Writing for a unanimous three-judge panel, Judge Easterbrook, joined by Circuit Judges Charles Pryor and Milan Kolar, held that an email from a deportation officer declining to revisit the order does not constitute a final order of removal subject to judicial review. "It is one thing to say, as the Justices did in Riley, that a final order of removal is reviewable even when entered through an expedited process," Easterbrook wrote. "It is quite another to suppose that an email declining to do anything about an order executed years ago is the same as an order of removal."

The court delivered its sharpest language when explaining why the petition must fail: "There is just nothing to review. The 2018 order has been executed. Once an order has been executed, it cannot be re-executed." Easterbrook emphasized that the email from the Chicago Field Office "possesses none of" the characteristics that the Supreme Court identified in Riley v. Bondi as making something an order of removal.

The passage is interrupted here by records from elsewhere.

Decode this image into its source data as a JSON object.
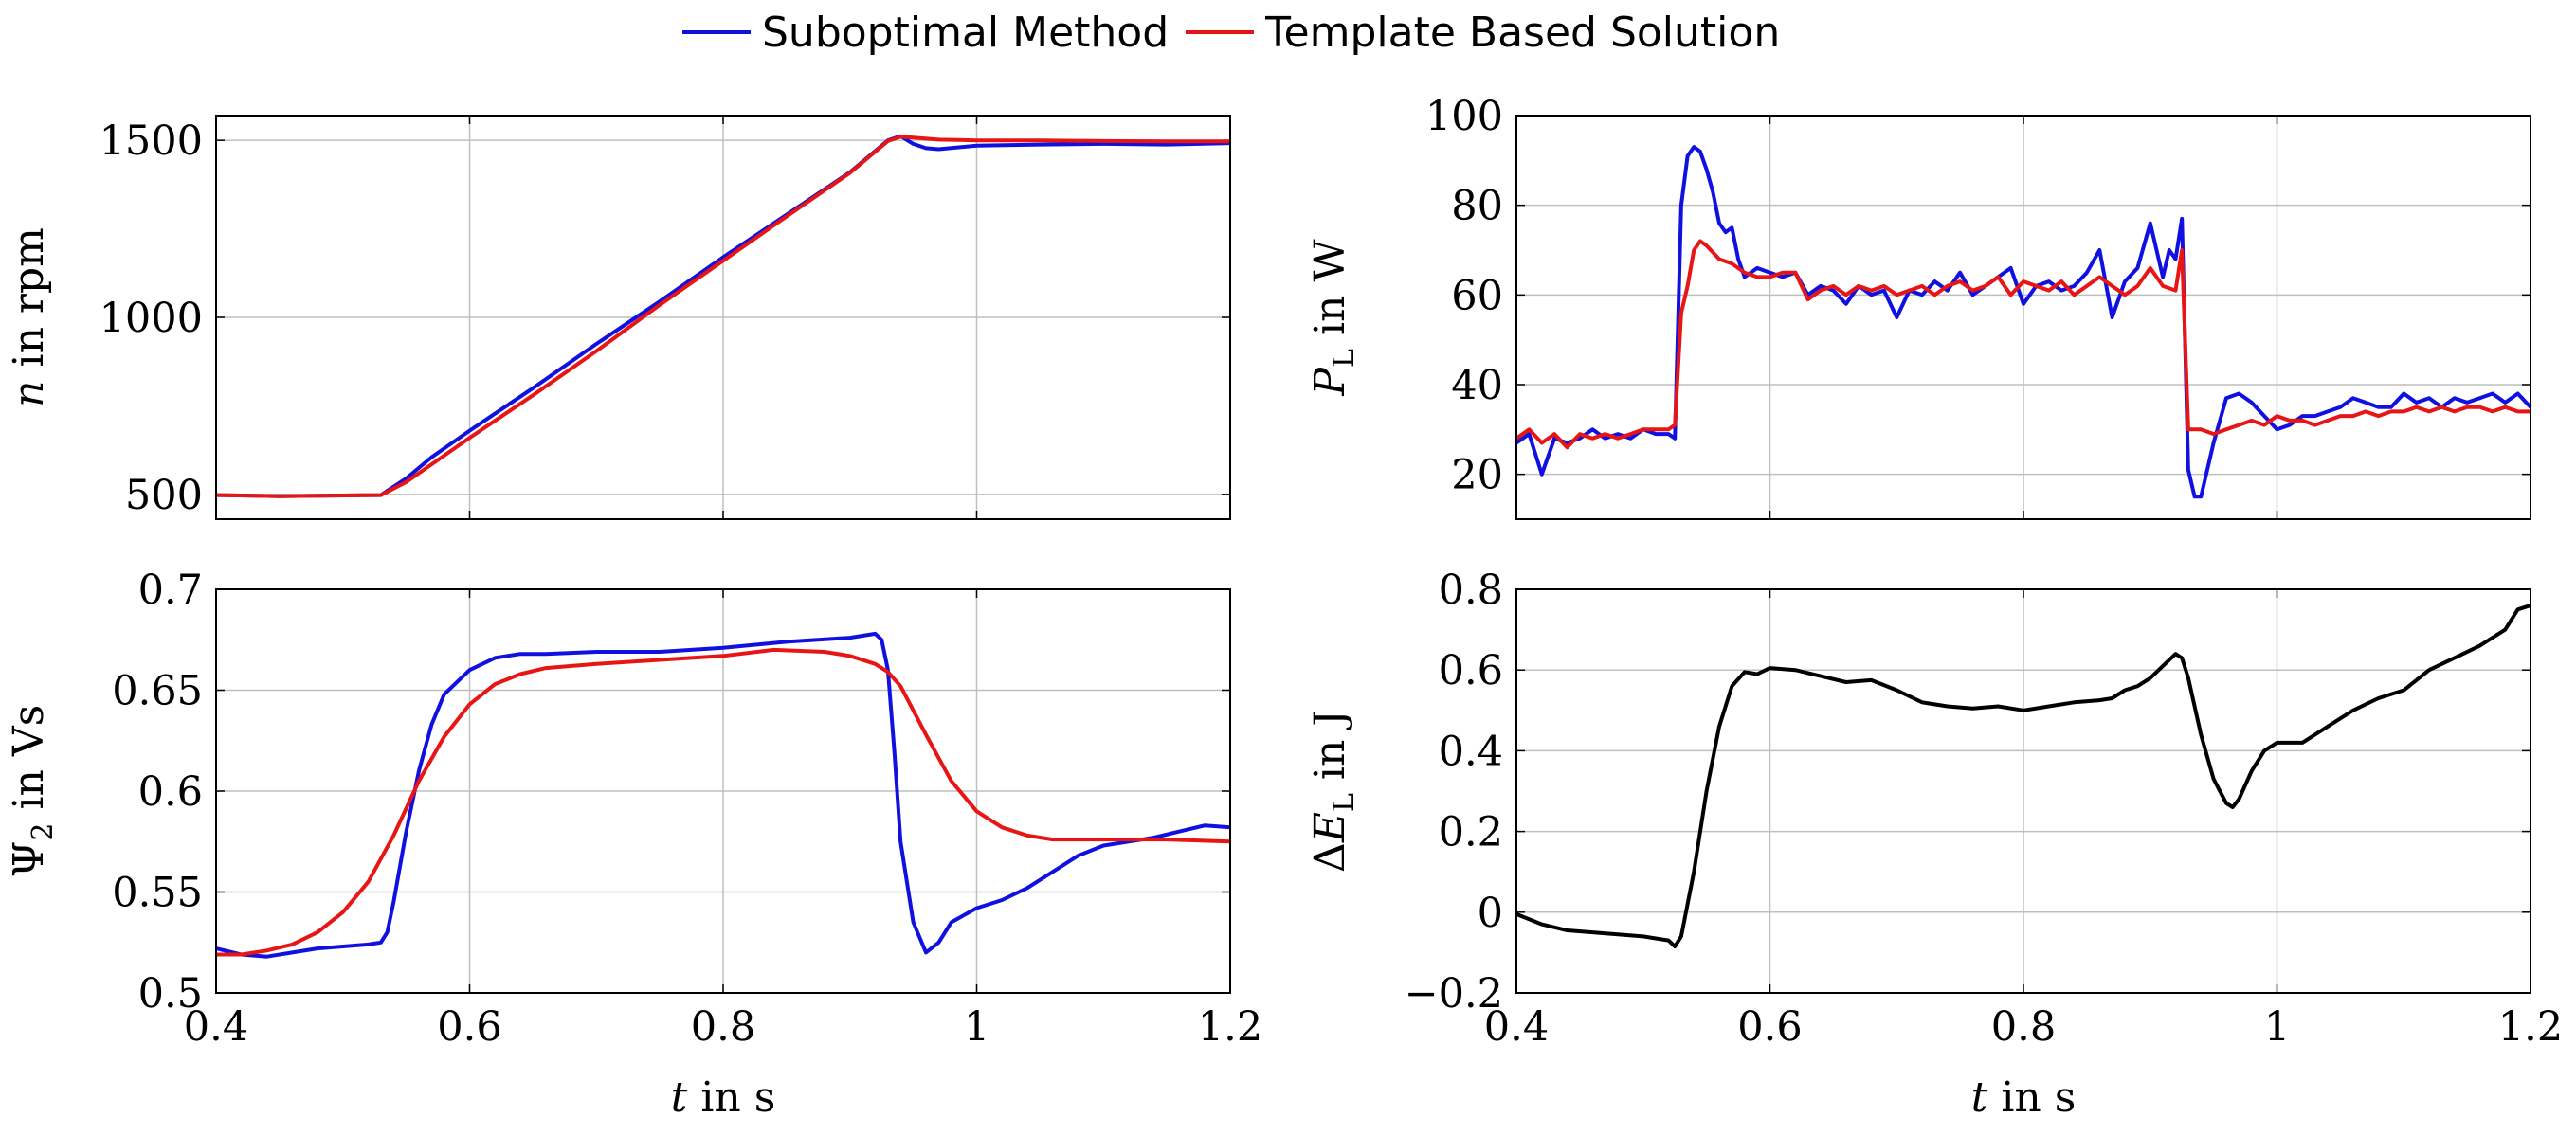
{
  "legend": {
    "series_a": "Suboptimal Method",
    "series_b": "Template Based Solution"
  },
  "colors": {
    "series_a": "#1010e0",
    "series_b": "#e81515",
    "single": "#000000",
    "grid": "#bfbfbf"
  },
  "chart_data": [
    {
      "id": "speed",
      "type": "line",
      "ylabel_parts": [
        "n",
        " in rpm"
      ],
      "xlabel": "",
      "xlim": [
        0.4,
        1.2
      ],
      "ylim": [
        430,
        1570
      ],
      "xticks": [
        0.4,
        0.6,
        0.8,
        1.0,
        1.2
      ],
      "yticks": [
        500,
        1000,
        1500
      ],
      "ytick_labels": [
        "500",
        "1000",
        "1500"
      ],
      "show_xtick_labels": false,
      "series": [
        {
          "name": "Suboptimal Method",
          "color_key": "series_a",
          "x": [
            0.4,
            0.45,
            0.5,
            0.53,
            0.55,
            0.57,
            0.6,
            0.65,
            0.7,
            0.75,
            0.8,
            0.85,
            0.9,
            0.93,
            0.94,
            0.95,
            0.96,
            0.97,
            1.0,
            1.05,
            1.1,
            1.15,
            1.2
          ],
          "y": [
            498,
            495,
            497,
            498,
            545,
            605,
            680,
            800,
            925,
            1045,
            1170,
            1290,
            1410,
            1500,
            1512,
            1490,
            1478,
            1475,
            1485,
            1488,
            1490,
            1488,
            1492
          ]
        },
        {
          "name": "Template Based Solution",
          "color_key": "series_b",
          "x": [
            0.4,
            0.45,
            0.5,
            0.53,
            0.55,
            0.57,
            0.6,
            0.65,
            0.7,
            0.75,
            0.8,
            0.85,
            0.9,
            0.93,
            0.94,
            0.95,
            0.97,
            1.0,
            1.05,
            1.1,
            1.15,
            1.2
          ],
          "y": [
            498,
            495,
            497,
            498,
            535,
            585,
            660,
            780,
            905,
            1035,
            1160,
            1285,
            1408,
            1498,
            1510,
            1508,
            1502,
            1500,
            1500,
            1498,
            1497,
            1497
          ]
        }
      ]
    },
    {
      "id": "loss-power",
      "type": "line",
      "ylabel_parts": [
        "P",
        "L",
        " in W"
      ],
      "xlabel": "",
      "xlim": [
        0.4,
        1.2
      ],
      "ylim": [
        10,
        100
      ],
      "xticks": [
        0.4,
        0.6,
        0.8,
        1.0,
        1.2
      ],
      "yticks": [
        20,
        40,
        60,
        80,
        100
      ],
      "ytick_labels": [
        "20",
        "40",
        "60",
        "80",
        "100"
      ],
      "show_xtick_labels": false,
      "series": [
        {
          "name": "Suboptimal Method",
          "color_key": "series_a",
          "x": [
            0.4,
            0.41,
            0.42,
            0.43,
            0.44,
            0.45,
            0.46,
            0.47,
            0.48,
            0.49,
            0.5,
            0.51,
            0.52,
            0.525,
            0.53,
            0.535,
            0.54,
            0.545,
            0.55,
            0.555,
            0.56,
            0.565,
            0.57,
            0.575,
            0.58,
            0.59,
            0.6,
            0.61,
            0.62,
            0.63,
            0.64,
            0.65,
            0.66,
            0.67,
            0.68,
            0.69,
            0.7,
            0.71,
            0.72,
            0.73,
            0.74,
            0.75,
            0.76,
            0.77,
            0.78,
            0.79,
            0.8,
            0.81,
            0.82,
            0.83,
            0.84,
            0.85,
            0.86,
            0.87,
            0.88,
            0.89,
            0.9,
            0.91,
            0.915,
            0.92,
            0.925,
            0.93,
            0.935,
            0.94,
            0.95,
            0.96,
            0.97,
            0.98,
            0.99,
            1.0,
            1.01,
            1.02,
            1.03,
            1.04,
            1.05,
            1.06,
            1.07,
            1.08,
            1.09,
            1.1,
            1.11,
            1.12,
            1.13,
            1.14,
            1.15,
            1.16,
            1.17,
            1.18,
            1.19,
            1.2
          ],
          "y": [
            27,
            29,
            20,
            28,
            27,
            28,
            30,
            28,
            29,
            28,
            30,
            29,
            29,
            28,
            80,
            91,
            93,
            92,
            88,
            83,
            76,
            74,
            75,
            68,
            64,
            66,
            65,
            64,
            65,
            60,
            62,
            61,
            58,
            62,
            60,
            61,
            55,
            61,
            60,
            63,
            61,
            65,
            60,
            62,
            64,
            66,
            58,
            62,
            63,
            61,
            62,
            65,
            70,
            55,
            63,
            66,
            76,
            64,
            70,
            68,
            77,
            21,
            15,
            15,
            27,
            37,
            38,
            36,
            33,
            30,
            31,
            33,
            33,
            34,
            35,
            37,
            36,
            35,
            35,
            38,
            36,
            37,
            35,
            37,
            36,
            37,
            38,
            36,
            38,
            35
          ]
        },
        {
          "name": "Template Based Solution",
          "color_key": "series_b",
          "x": [
            0.4,
            0.41,
            0.42,
            0.43,
            0.44,
            0.45,
            0.46,
            0.47,
            0.48,
            0.49,
            0.5,
            0.51,
            0.52,
            0.525,
            0.53,
            0.535,
            0.54,
            0.545,
            0.55,
            0.56,
            0.57,
            0.58,
            0.59,
            0.6,
            0.61,
            0.62,
            0.63,
            0.64,
            0.65,
            0.66,
            0.67,
            0.68,
            0.69,
            0.7,
            0.71,
            0.72,
            0.73,
            0.74,
            0.75,
            0.76,
            0.77,
            0.78,
            0.79,
            0.8,
            0.81,
            0.82,
            0.83,
            0.84,
            0.85,
            0.86,
            0.87,
            0.88,
            0.89,
            0.9,
            0.91,
            0.92,
            0.925,
            0.93,
            0.94,
            0.95,
            0.96,
            0.97,
            0.98,
            0.99,
            1.0,
            1.01,
            1.02,
            1.03,
            1.04,
            1.05,
            1.06,
            1.07,
            1.08,
            1.09,
            1.1,
            1.11,
            1.12,
            1.13,
            1.14,
            1.15,
            1.16,
            1.17,
            1.18,
            1.19,
            1.2
          ],
          "y": [
            28,
            30,
            27,
            29,
            26,
            29,
            28,
            29,
            28,
            29,
            30,
            30,
            30,
            31,
            56,
            62,
            70,
            72,
            71,
            68,
            67,
            65,
            64,
            64,
            65,
            65,
            59,
            61,
            62,
            60,
            62,
            61,
            62,
            60,
            61,
            62,
            60,
            62,
            63,
            61,
            62,
            64,
            60,
            63,
            62,
            61,
            63,
            60,
            62,
            64,
            62,
            60,
            62,
            66,
            62,
            61,
            70,
            30,
            30,
            29,
            30,
            31,
            32,
            31,
            33,
            32,
            32,
            31,
            32,
            33,
            33,
            34,
            33,
            34,
            34,
            35,
            34,
            35,
            34,
            35,
            35,
            34,
            35,
            34,
            34
          ]
        }
      ]
    },
    {
      "id": "flux",
      "type": "line",
      "ylabel_parts": [
        "Ψ",
        "2",
        " in Vs"
      ],
      "xlabel": "t in s",
      "xlim": [
        0.4,
        1.2
      ],
      "ylim": [
        0.5,
        0.7
      ],
      "xticks": [
        0.4,
        0.6,
        0.8,
        1.0,
        1.2
      ],
      "xtick_labels": [
        "0.4",
        "0.6",
        "0.8",
        "1",
        "1.2"
      ],
      "yticks": [
        0.5,
        0.55,
        0.6,
        0.65,
        0.7
      ],
      "ytick_labels": [
        "0.5",
        "0.55",
        "0.6",
        "0.65",
        "0.7"
      ],
      "show_xtick_labels": true,
      "series": [
        {
          "name": "Suboptimal Method",
          "color_key": "series_a",
          "x": [
            0.4,
            0.42,
            0.44,
            0.46,
            0.48,
            0.5,
            0.52,
            0.53,
            0.535,
            0.54,
            0.55,
            0.56,
            0.57,
            0.58,
            0.6,
            0.62,
            0.64,
            0.66,
            0.7,
            0.75,
            0.8,
            0.85,
            0.9,
            0.91,
            0.92,
            0.925,
            0.93,
            0.935,
            0.94,
            0.95,
            0.96,
            0.97,
            0.98,
            1.0,
            1.02,
            1.04,
            1.06,
            1.08,
            1.1,
            1.12,
            1.14,
            1.16,
            1.18,
            1.2
          ],
          "y": [
            0.522,
            0.519,
            0.518,
            0.52,
            0.522,
            0.523,
            0.524,
            0.525,
            0.53,
            0.545,
            0.58,
            0.61,
            0.633,
            0.648,
            0.66,
            0.666,
            0.668,
            0.668,
            0.669,
            0.669,
            0.671,
            0.674,
            0.676,
            0.677,
            0.678,
            0.675,
            0.66,
            0.62,
            0.575,
            0.535,
            0.52,
            0.525,
            0.535,
            0.542,
            0.546,
            0.552,
            0.56,
            0.568,
            0.573,
            0.575,
            0.577,
            0.58,
            0.583,
            0.582
          ]
        },
        {
          "name": "Template Based Solution",
          "color_key": "series_b",
          "x": [
            0.4,
            0.42,
            0.44,
            0.46,
            0.48,
            0.5,
            0.52,
            0.54,
            0.56,
            0.58,
            0.6,
            0.62,
            0.64,
            0.66,
            0.7,
            0.75,
            0.8,
            0.84,
            0.88,
            0.9,
            0.92,
            0.93,
            0.94,
            0.95,
            0.96,
            0.98,
            1.0,
            1.02,
            1.04,
            1.06,
            1.08,
            1.1,
            1.15,
            1.2
          ],
          "y": [
            0.519,
            0.519,
            0.521,
            0.524,
            0.53,
            0.54,
            0.555,
            0.578,
            0.605,
            0.627,
            0.643,
            0.653,
            0.658,
            0.661,
            0.663,
            0.665,
            0.667,
            0.67,
            0.669,
            0.667,
            0.663,
            0.659,
            0.652,
            0.64,
            0.628,
            0.605,
            0.59,
            0.582,
            0.578,
            0.576,
            0.576,
            0.576,
            0.576,
            0.575
          ]
        }
      ]
    },
    {
      "id": "energy",
      "type": "line",
      "ylabel_parts": [
        "Δ",
        "E",
        "L",
        " in J"
      ],
      "xlabel": "t in s",
      "xlim": [
        0.4,
        1.2
      ],
      "ylim": [
        -0.2,
        0.8
      ],
      "xticks": [
        0.4,
        0.6,
        0.8,
        1.0,
        1.2
      ],
      "xtick_labels": [
        "0.4",
        "0.6",
        "0.8",
        "1",
        "1.2"
      ],
      "yticks": [
        -0.2,
        0,
        0.2,
        0.4,
        0.6,
        0.8
      ],
      "ytick_labels": [
        "−0.2",
        "0",
        "0.2",
        "0.4",
        "0.6",
        "0.8"
      ],
      "show_xtick_labels": true,
      "series": [
        {
          "name": "ΔE_L",
          "color_key": "single",
          "x": [
            0.4,
            0.42,
            0.44,
            0.46,
            0.48,
            0.5,
            0.51,
            0.52,
            0.525,
            0.53,
            0.54,
            0.55,
            0.56,
            0.57,
            0.58,
            0.59,
            0.6,
            0.62,
            0.64,
            0.66,
            0.68,
            0.7,
            0.72,
            0.74,
            0.76,
            0.78,
            0.8,
            0.82,
            0.84,
            0.86,
            0.87,
            0.88,
            0.89,
            0.9,
            0.91,
            0.92,
            0.925,
            0.93,
            0.94,
            0.95,
            0.96,
            0.965,
            0.97,
            0.98,
            0.99,
            1.0,
            1.02,
            1.04,
            1.06,
            1.08,
            1.1,
            1.12,
            1.14,
            1.16,
            1.18,
            1.19,
            1.2
          ],
          "y": [
            -0.005,
            -0.03,
            -0.045,
            -0.05,
            -0.055,
            -0.06,
            -0.065,
            -0.07,
            -0.085,
            -0.06,
            0.1,
            0.3,
            0.46,
            0.56,
            0.595,
            0.59,
            0.605,
            0.6,
            0.585,
            0.57,
            0.575,
            0.55,
            0.52,
            0.51,
            0.505,
            0.51,
            0.5,
            0.51,
            0.52,
            0.525,
            0.53,
            0.55,
            0.56,
            0.58,
            0.61,
            0.64,
            0.63,
            0.58,
            0.44,
            0.33,
            0.27,
            0.26,
            0.28,
            0.35,
            0.4,
            0.42,
            0.42,
            0.46,
            0.5,
            0.53,
            0.55,
            0.6,
            0.63,
            0.66,
            0.7,
            0.75,
            0.76
          ]
        }
      ]
    }
  ]
}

The case stems from Velazquez-Olais's failure to seek timely review of the original 2018 removal order. Under 8 U.S.C. §1252(a), courts of appeals can review final orders of removal, but §1252(b)(1) allows only 30 days to seek such review. After her removal to Mexico, Velazquez-Olais returned illegally and obtained an amendment of her state conviction from possession with intent to deliver to simple possession, arguing that the 28.1 grams of cocaine seized was consistent with personal use rather than distribution.

Velazquez-Olais argued that the deportation officer's email constituted a final agency decision subject to review under §1252(a)(1). But the court rejected this theory, explaining that "it is not possible to see an email from a field office as the agency's final decision, let alone as a 'final order of removal.'" The panel noted that while removal orders can be reinstated under 8 U.S.C. §1231(a)(5), "the 2018 order has not been reinstated."

Instead of reopening the old order, the Department of Homeland Security has begun a new removal process by issuing a Notice to Appear last July. "A new decisional process is under way," Easterbrook wrote. "Velazquez-Olais can argue there that a conviction for simple possession of cocaine does not foreclose avenues of discretionary relief." The court noted she would have opportunities for review if the new process leads to a removal order or if she faces criminal prosecution for illegal reentry.

The ruling reinforces the jurisdictional limits on federal appellate review of immigration decisions. Courts can only review final orders of removal, not preliminary decisions or informal communications from field offices. The decision follows the Supreme Court's 2025 ruling in Riley v. Bondi, which clarified the characteristics that make administrative decisions reviewable as final orders of removal, even in expedited proceedings.